Thursday 13 December 2007

Tale of Modi

It is assumed Narendra Modi will win. Every opinion poll, every opinion without a poll, says so. Television news coverage of his election campaign sees the imperiousness of a king who doesn’t feel the need to reach steady the crown, because he believes it is where it rightfully belongs. The television camera frames him, seated with his arms folded across his chest, legs firmly planted apart, head held high; when he stands and orates (he doesn’t just speak), in his rhetorical Q&A style, he’s a pedagogue, wagging his finger in the face of those who dare to disagree.

This is one of those occasions when the camera has colluded with the subject to project an air of complacent impregnability. Which is perhaps why Modi didn’t scruple, last week, about Sohrabuddin in full hearing of the TV microphones. We saw that duet between him and the audience — it was frightening

We met the same Modi — after his indefensible comments — on Times Now in his vehicle-chariot, dismissively insouciant when asked what he thought about his remarks. Why ask him what he thought of his own remarks? Obviously, he will think well of them. But news channels were bending surya namaskar to give him the opportunity to justify himself and he did so by lying back in his seat and waving away any hint of malice towards all or anyone. He didn’t just shut them up, he shut them down.

The myth of Modi’s invulnerability is perpetuated by the media. He always appears above the question, the accusation, even the people. On TV, seldom did we see him among the people — he waved from a distance or a height, to his admirers, on the ground.

It’s not just him. In the TV debates, his loyalists are more arrogant than him. Thus, on CNN-IBN’s very good The Great Gujarat Debate with Rajdeep Sardesai, Pandya had only one catechism: Modi, Modi, Modi.

If TV cameras are to be believed, Sonia Gandhi conducts herself at the same level as the public. She’s walking the campaign, pumping the flesh, she’s also letting her fingers do the talking, but only in handshakes. She’s shown at the dais, a wave, a speech. When she sits, she seems posed or poised to jump up and move on. So to Rahul Gandhi, Sunday, in his now compulsory car-about stand-up act. He dimples, he’s amiable. Nothing (so far) imperious about him.

What we’ve seen so far is a self-styled ‘King’, a Lady In Waiting and Prince Charming. No one else received more than a few sound bytes. Until last week, TV excerpts had Mrs Gandhi talking development as much as Mr Modi. But throughout the campaign, English news channels talked Godhra, communal divide, 2002 riots. The documentaries on NDTV 24x7 by Shikha Trivedi are good examples of how news channels don’t want anyone to forget what happened, what’s happening now. So you have an unbridgeable distance between channels’ unceasing chatter on Godhra and the politicians’ silence on the subject. Then, last week, the politicians returned to the scenes of those crimes with Congress president’s labelling the Gujarat Chief Minister ‘maut ka saudagar’, followed by Modi’s infamous Sohrabuddin challenge.
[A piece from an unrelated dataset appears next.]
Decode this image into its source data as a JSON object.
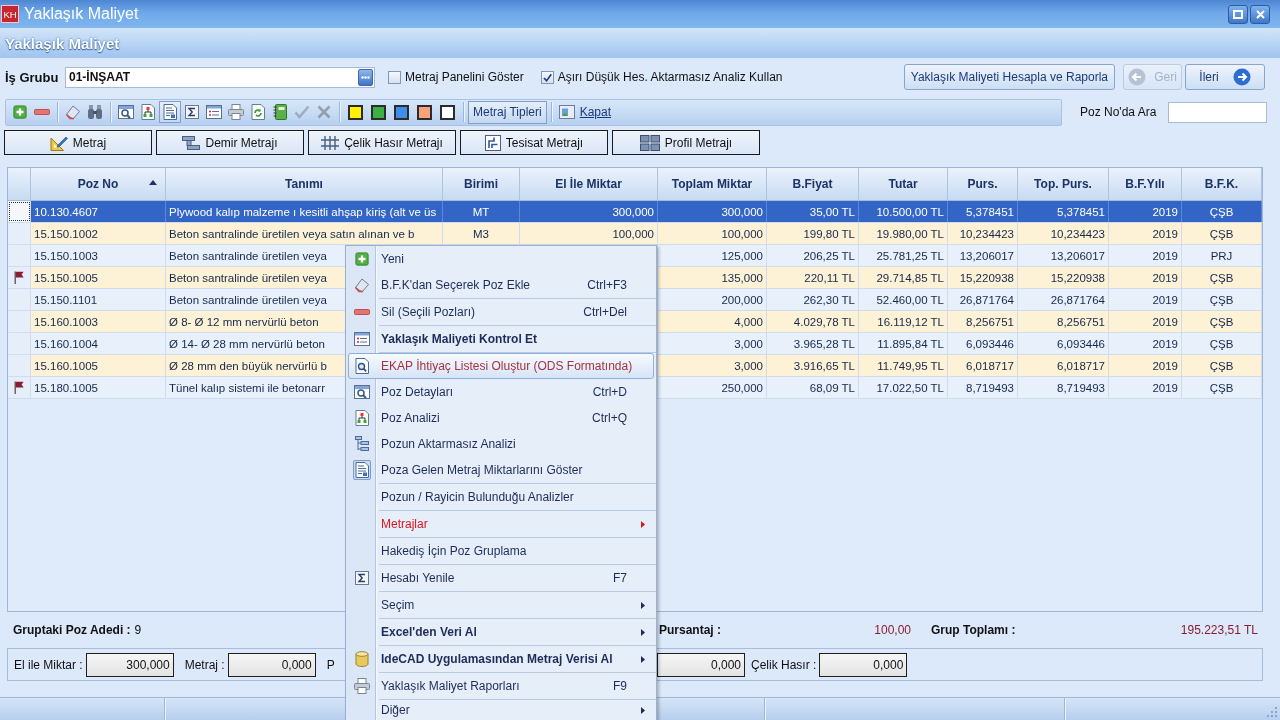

We have watched the transition and imagery. And seen that this campaign bears certain remarkable similarities with coverage of the 2004 general election campaign: then we saw an India Shining for BJP as Gujarat is Shining for Modi now; then, L.K. Advani travelled on a mechanised vehicular rath and Vajpayee appeared on high — neither came down to the people’s level, this time it’s Modi’s turn to stay above it all; then Vajpayee was the undisputed king, so is Modi; and once again, Sonia is mounting a development challenge at the grassroots level. Still, everyone thinks Modi will win.